Avant que le gouvernement, loué soit-il, ne fasse une loi obligeant les chefs de rayon à pratiquer des prix bas sur les fournitures (ce qui est déjà le cas si on fait attention à ne pas céder à la fièvre marketing…), une maman a eu la semaine dernière la réflexion d’actualité la plus pertinente : « on ne va quand même pas traverser tout Lyon pour trouver une trousse ! ». Alors que je m’employais à chercher des stylos feutres « Tempo » de chez « Paper Mate » (chacun ses manies), un jeune garçon était perplexe devant la montagne de trousses scolaires installée devant son nez. Il tournait et retournait l’objet sensible qui va accompagner son année d’écolier. Objet qu’il faut bien choisir on comprendra pourquoi, car, avec l’agenda, il dit « tout » d’une personnalité. Il s’agirait donc de ne pas commettre d’impair, au risque de passer pour le ringard de l’année dès les premiers jours… Rédhibitoire. Bien choisir, jusqu’au mois de janvier seulement, date où les stratèges marketing de tout poil inventeront une nouvelle marque « indispensable ». Entre deux zip de fermeture éclaire, sa mère dont on aurait juré sa grande sœur tant le jeunisme et le bronzage ont fait des ravages (malgré l’été pourri), a eu cette réflexion donc, que je ne résiste pas à vous partager une seconde fois : « on ne va quand même pas traverser tout Lyon pour trouver une trousse ! ». Et comment !

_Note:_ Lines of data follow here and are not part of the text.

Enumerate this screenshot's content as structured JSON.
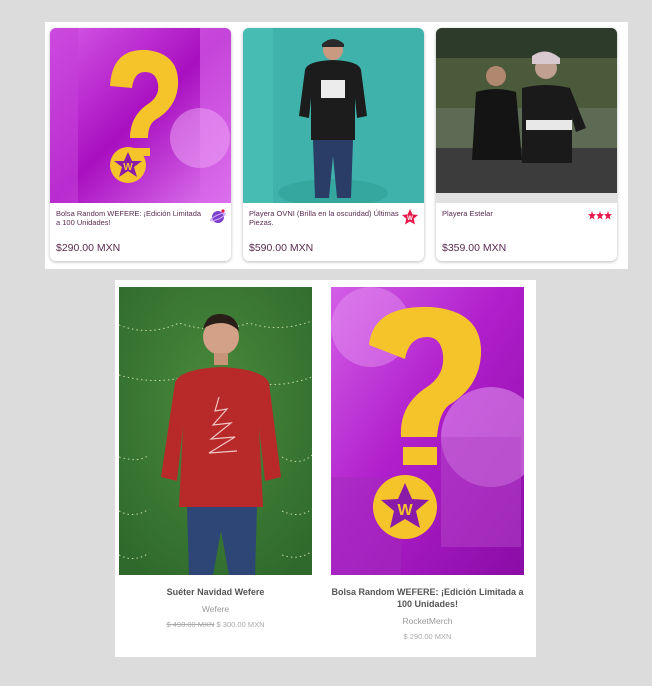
{
  "top_products": [
    {
      "title": "Bolsa Random WEFERE: ¡Edición Limitada a 100 Unidades!",
      "price": "$290.00 MXN",
      "badge_icon": "planet-icon"
    },
    {
      "title": "Playera OVNI (Brilla en la oscuridad) Últimas Piezas.",
      "price": "$590.00 MXN",
      "badge_icon": "star-icon"
    },
    {
      "title": "Playera Estelar",
      "price": "$359.00 MXN",
      "badge_icon": "three-stars-icon"
    }
  ],
  "bottom_products": [
    {
      "title": "Suéter Navidad Wefere",
      "vendor": "Wefere",
      "compare_price": "$ 490.00 MXN",
      "price": "$ 300.00 MXN"
    },
    {
      "title": "Bolsa Random WEFERE: ¡Edición Limitada a 100 Unidades!",
      "vendor": "RocketMerch",
      "price": "$ 290.00 MXN"
    }
  ],
  "colors": {
    "text_primary": "#5a2a52",
    "magenta": "#c21ad6",
    "teal": "#3fb3ab",
    "yellow": "#f5c42a",
    "badge_pink": "#e5194d"
  }
}
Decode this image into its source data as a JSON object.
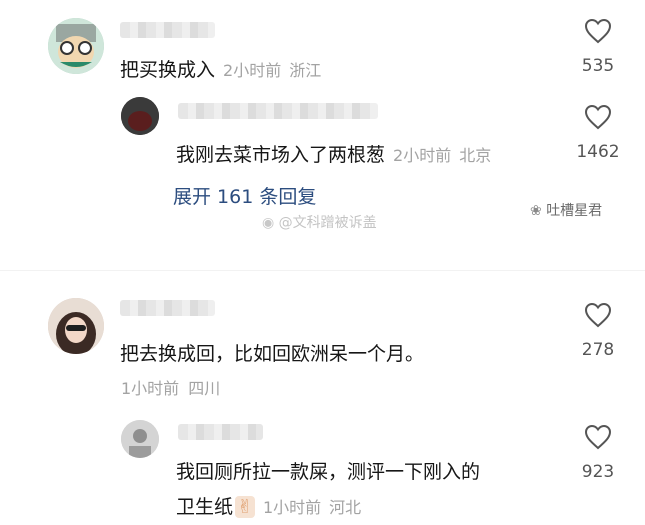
{
  "comments": [
    {
      "text": "把买换成入",
      "time": "2小时前",
      "location": "浙江",
      "likes": "535",
      "reply": {
        "text": "我刚去菜市场入了两根葱",
        "time": "2小时前",
        "location": "北京",
        "likes": "1462"
      },
      "expand_label": "展开 161 条回复"
    },
    {
      "text": "把去换成回，比如回欧洲呆一个月。",
      "time": "1小时前",
      "location": "四川",
      "likes": "278",
      "reply": {
        "text_line1": "我回厕所拉一款屎，测评一下刚入的",
        "text_line2": "卫生纸",
        "emoji": "✌",
        "time": "1小时前",
        "location": "河北",
        "likes": "923"
      }
    }
  ],
  "watermarks": {
    "weibo": "@文科蹭被诉盖",
    "wechat": "吐槽星君"
  }
}
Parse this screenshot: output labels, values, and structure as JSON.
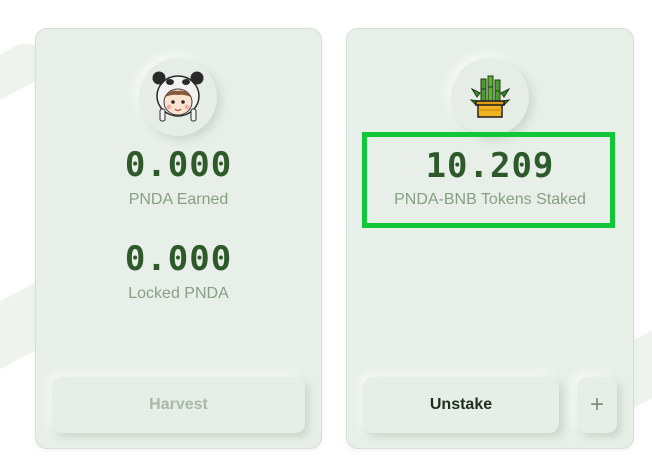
{
  "earned_card": {
    "earned_value": "0.000",
    "earned_label": "PNDA Earned",
    "locked_value": "0.000",
    "locked_label": "Locked PNDA",
    "harvest_label": "Harvest"
  },
  "staked_card": {
    "staked_value": "10.209",
    "staked_label": "PNDA-BNB Tokens Staked",
    "unstake_label": "Unstake",
    "plus_label": "+"
  },
  "icons": {
    "earned_avatar": "panda-mascot-icon",
    "staked_avatar": "bamboo-pot-icon"
  },
  "colors": {
    "value_text": "#2e5a2b",
    "label_text": "#86a083",
    "card_bg": "#e8efe8",
    "highlight": "#12c63a"
  }
}
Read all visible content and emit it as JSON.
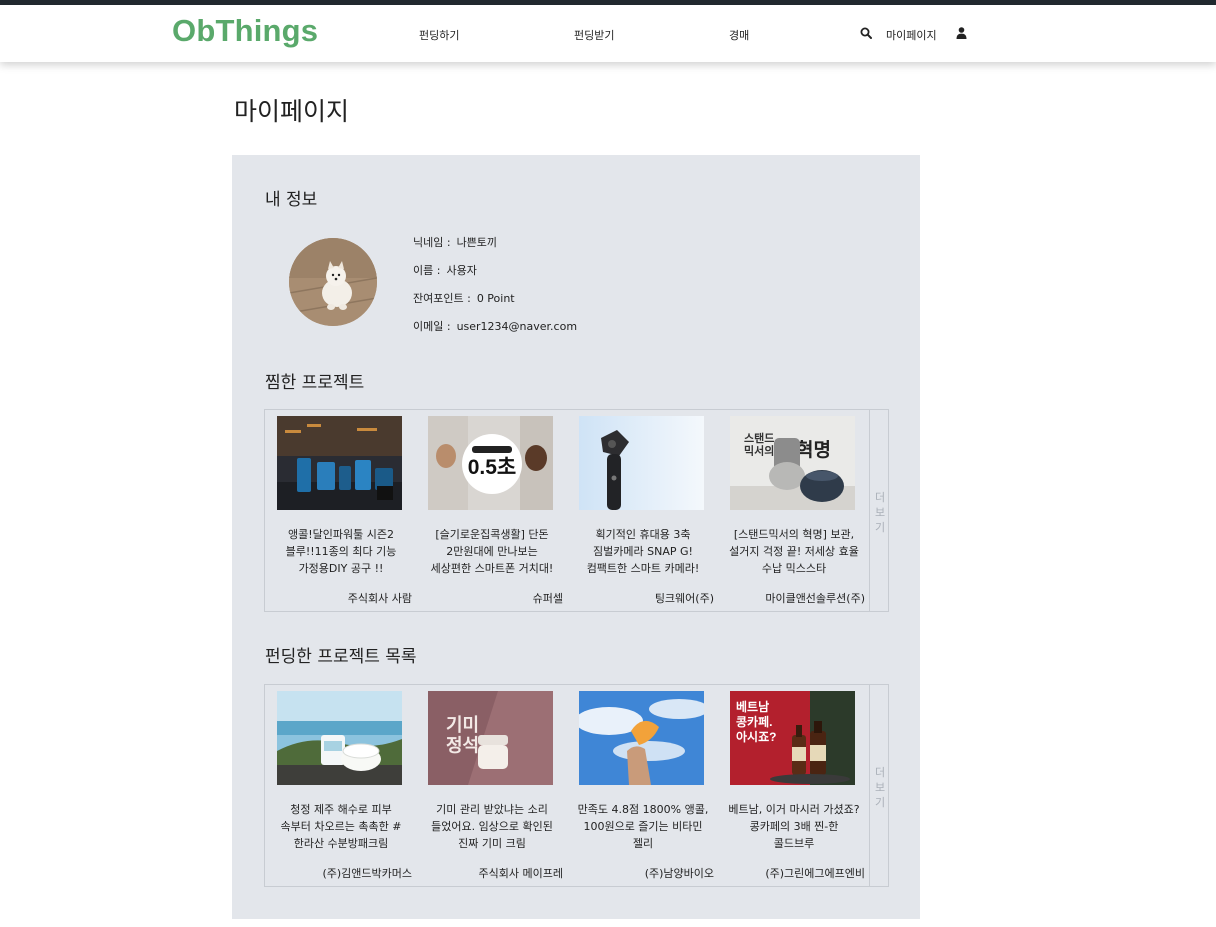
{
  "header": {
    "logo": "ObThings",
    "nav": [
      "펀딩하기",
      "펀딩받기",
      "경매"
    ],
    "mypage_label": "마이페이지"
  },
  "page": {
    "title": "마이페이지"
  },
  "profile": {
    "section_title": "내 정보",
    "nickname_label": "닉네임 :",
    "nickname": "나쁜토끼",
    "name_label": "이름 :",
    "name": "사용자",
    "points_label": "잔여포인트 :",
    "points": "0 Point",
    "email_label": "이메일 :",
    "email": "user1234@naver.com"
  },
  "liked": {
    "section_title": "찜한 프로젝트",
    "more_label": "더보기",
    "items": [
      {
        "title": "앵콜!달인파워툴 시즌2 블루!!11종의 최다 기능 가정용DIY 공구 !!",
        "company": "주식회사 사람"
      },
      {
        "title": "[슬기로운집콕생활] 단돈 2만원대에 만나보는 세상편한 스마트폰 거치대!",
        "company": "슈퍼셀",
        "thumb_text": "0.5초"
      },
      {
        "title": "획기적인 휴대용 3축 짐벌카메라 SNAP G! 컴팩트한 스마트 카메라!",
        "company": "팅크웨어(주)"
      },
      {
        "title": "[스탠드믹서의 혁명] 보관, 설거지 걱정 끝! 저세상 효율 수납 믹스스타",
        "company": "마이클앤선솔루션(주)",
        "thumb_text_a": "스탠드\n믹서의",
        "thumb_text_b": "혁명"
      }
    ]
  },
  "funded": {
    "section_title": "펀딩한 프로젝트 목록",
    "more_label": "더보기",
    "items": [
      {
        "title": "청정 제주 해수로 피부 속부터 차오르는 촉촉한 #한라산 수분방패크림",
        "company": "(주)김앤드박카머스"
      },
      {
        "title": "기미 관리 받았냐는 소리 들었어요. 임상으로 확인된 진짜 기미 크림",
        "company": "주식회사 메이프레",
        "thumb_text": "기미\n정석"
      },
      {
        "title": "만족도 4.8점 1800% 앵콜, 100원으로 즐기는 비타민 젤리",
        "company": "(주)남양바이오"
      },
      {
        "title": "베트남, 이거 마시러 가셨죠? 콩카페의 3배 찐-한 콜드브루",
        "company": "(주)그린에그에프엔비",
        "thumb_text": "베트남\n콩카페.\n아시죠?"
      }
    ]
  },
  "colors": {
    "brand": "#5aa96b",
    "panel": "#e3e6eb",
    "topstrip": "#222a30"
  }
}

Elle a bien traversé la France et sans doute les frontières pour trouver du soleil et un carré de quatre mètres carrés sur une plage. Alors Lyon pour une trousse, ça n’est tout de même pas le raid Gauloise… Si c’est pour améliorer les performances de son fiston en 6è, tout sera bon. Je regarde dans mes mains les deux feutres « Paper Mate » et le cahier Clairefontaine (petit format, spirales, grands carreaux marge à gauche, cent pages et papier velouté). Je me dis que pour trouver mon matériel favori, je suis prêt à faire quelques kilomètres de plus en vélo. Chacun sa rentrée.